Sosta MICHELIN al Campamac-Osteria Gourmet di Barbaresco: la tradizione in stile moderno!

Michelin Guide

Non c'è stato modo migliore di onorare il grande sacrificio dei ristoratori (e di tutta la filiera che ne consegue) se non con il ritorno a tavola, per poter finalmente giocare con i nostri sensi e uno dei luoghi più immediati nella bellissima stagione di primavera inoltrata è la tanto amata Langa: patrimonio dell'umanità per l'Unesco ma anche per tutti noi che possiamo godere di grandi produzioni vitivinicole e agricole, nonché di cucine eccellenti per tutti i gusti e tutte le tasche, tra stelle, piatti e Bib Gourmand.


... E oggi cadiamo in piedi, selezionando il Campamac-Osteria Gourmet di Barbaresco, moderno negli ambienti, attento al territorio in cucina, sebbene anche molto versatile per differenziazione con due elementi di elevato interesse: la griglia ed i formaggi.


La prima propone pezzature di carni sia piemontesi che non, di differenti frollature e tagli - visionabili direttamente dalla bellissima vetrina vicino alla cucina dedicata a queste cotture - la seconda con una selezione di prodotti locali, italiani, internazionali a cui viene dato ampio respiro nel carrello in sala (purtroppo sempre più raro!) e nella vetrina di maturazione adiacente a quella precedente.

Vetrinetta ©Michelin
Vetrinetta ©Michelin
Esposizione carne ©Michelin
Esposizione carne ©Michelin

Qualche riflessione sui vini è doverosamente necessaria, dal momento che il ristorante riserva loro ben due tomi! Uno dedicato a Barbareschi e Baroli, l'altro per tutti gli altri vini, la possibilità di scelta è infinita per tipologie e budget.


Giunti al momento di ordinare, quest’oggi ci sentiamo particolarmente autoctoni e scegliamo un menu prettamente territoriale, che inizia con un piatto "best seller' del locale:

Raviolini ripieni di fonduta mantecati al burro di alpeggio Inalpi e ciapinabò arrostiti

Semplice e gustoso, un bel piatto di raviolini con chiusura 'pizzicata', serviti con un delicatissimo burro a fondere, una brunoise (taglio a cubetti finissimi di pochi millimetri) di topinambur (ciapinabò) arrosto e alcune lamelle dello stesso essiccate. Un piatto che ci lascia coccolati piacevolmente tra la delicatezza del raviolino ed il gusto dolciastro del tubero. (Ne proponiamo la ricetta di seguito).

Segue un capretto di Roccaverano con verdure di stagione, da ricetta dello chef Maurilio, ingrediente rigorosamente locale e servito con verdure di stagione leggermente scottate, dove spicca fragranza e freschezza.

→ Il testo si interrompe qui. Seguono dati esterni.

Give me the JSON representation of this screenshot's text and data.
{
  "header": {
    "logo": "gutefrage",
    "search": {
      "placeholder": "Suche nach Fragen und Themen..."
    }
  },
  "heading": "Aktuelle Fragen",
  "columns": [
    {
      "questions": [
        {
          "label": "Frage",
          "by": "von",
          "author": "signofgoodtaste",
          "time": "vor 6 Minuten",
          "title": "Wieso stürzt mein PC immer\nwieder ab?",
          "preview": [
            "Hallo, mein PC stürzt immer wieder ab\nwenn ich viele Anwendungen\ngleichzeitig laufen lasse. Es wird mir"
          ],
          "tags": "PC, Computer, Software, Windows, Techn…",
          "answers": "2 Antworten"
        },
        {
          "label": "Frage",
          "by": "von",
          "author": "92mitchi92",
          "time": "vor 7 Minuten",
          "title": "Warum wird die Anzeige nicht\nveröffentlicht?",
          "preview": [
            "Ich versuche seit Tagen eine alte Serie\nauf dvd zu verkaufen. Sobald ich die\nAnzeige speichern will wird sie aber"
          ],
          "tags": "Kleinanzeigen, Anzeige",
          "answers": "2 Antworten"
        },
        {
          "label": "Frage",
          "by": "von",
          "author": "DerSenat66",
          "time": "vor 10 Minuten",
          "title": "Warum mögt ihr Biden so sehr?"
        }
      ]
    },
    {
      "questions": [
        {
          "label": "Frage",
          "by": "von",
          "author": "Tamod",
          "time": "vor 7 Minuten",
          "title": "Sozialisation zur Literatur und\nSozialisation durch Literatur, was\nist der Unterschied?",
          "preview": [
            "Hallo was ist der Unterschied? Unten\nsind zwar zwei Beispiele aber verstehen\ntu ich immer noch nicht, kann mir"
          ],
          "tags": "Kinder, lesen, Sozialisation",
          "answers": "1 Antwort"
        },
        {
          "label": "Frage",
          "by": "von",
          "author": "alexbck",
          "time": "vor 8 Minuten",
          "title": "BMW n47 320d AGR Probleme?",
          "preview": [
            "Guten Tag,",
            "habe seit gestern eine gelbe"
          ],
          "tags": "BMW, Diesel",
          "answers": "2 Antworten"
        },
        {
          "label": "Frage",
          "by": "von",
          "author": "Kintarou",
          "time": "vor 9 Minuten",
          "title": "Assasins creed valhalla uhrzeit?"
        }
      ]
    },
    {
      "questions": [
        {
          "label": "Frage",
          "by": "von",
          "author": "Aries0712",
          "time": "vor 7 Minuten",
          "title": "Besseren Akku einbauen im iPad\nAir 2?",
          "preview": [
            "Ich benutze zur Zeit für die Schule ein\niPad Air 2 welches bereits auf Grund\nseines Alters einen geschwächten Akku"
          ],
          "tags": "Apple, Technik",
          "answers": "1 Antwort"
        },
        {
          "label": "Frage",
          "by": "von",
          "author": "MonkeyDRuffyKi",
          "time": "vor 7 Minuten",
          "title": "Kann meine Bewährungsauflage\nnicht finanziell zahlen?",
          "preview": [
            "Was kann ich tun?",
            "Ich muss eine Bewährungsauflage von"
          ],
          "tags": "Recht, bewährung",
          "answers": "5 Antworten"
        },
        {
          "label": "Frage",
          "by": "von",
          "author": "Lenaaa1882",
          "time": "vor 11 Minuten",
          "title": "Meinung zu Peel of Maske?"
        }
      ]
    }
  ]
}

Il pasto finisce con una deliziosa apple crumble: mela ricostruita, ripiena di una sua stessa spuma leggerissima mela, su crumble. A lato, alcune gocce di gelatina al Calvados e julienne di mela Granny Smith.


La vista sulla Langa dai tavoli esterni (vivamente consigliati), il servizio ospitale e professionale, la cucina personalizzata dal bravo resident chef Alessandro Capalbo, ne fanno dell’indirizzo un ideale punto di sosta per i vostri viaggi – di qualsiasi sorta essi siano - nel territorio di Barbaresco

©Campamac-Osteria Gourmet
©Campamac-Osteria Gourmet

Abbiamo, quindi, pensato di fare due chiacchiere con Maurilio Garola, lo chef che assieme a Calalbo stila il menu e gestisce la proposta ristorativa di Campamac-Osteria Gourmet, chiedendogli di condividere la ricetta gustosa ricetta dei raviolini, particolarmente apprezzata nella nostra prova tavola.
Buona lettura!

Gentile signor Garola la ristorazione volge sempre più verso il territorio e l’utilizzo di prodotti locali. Come vede questo trend e come crede che si debba interagire con il territorio per preservare al meglio le risorse?
Sicuramente si usano sempre di più prodotti che valorizzano il territorio. Soprattutto in Italia, dove zone sia di montagna che di mare evidenziano ancor più la tipicità dei prodotti e del territorio. Io sono molto d'accordo con l'utilizzare prodotti del territorio, perché - proprio nella nostra zona - il 60/70% dei clienti sono stranieri e vengono apposta per provare e gustare le nostre tipicità. Secondo me, la cucina è lo specchio della cultura e dell'economia di un Paese, pertanto da quando si è iniziato a parlare di crisi negli anni 2000 c'è stata la nostalgia di tornare alle tradizioni, alle vecchie ricette (della nonna o della mamma). Non a caso, negli ultimi tempi si sente spesso parlare delle ricette della nonna. Inoltre, le vecchie preparazioni o modi di cucinare possono e devono essere un nuovo stimolo. Ovvero, partendo dalle idee del passato si possono sviluppare delle ricette innovative o delle "rivistazioni" di alcuni piatti.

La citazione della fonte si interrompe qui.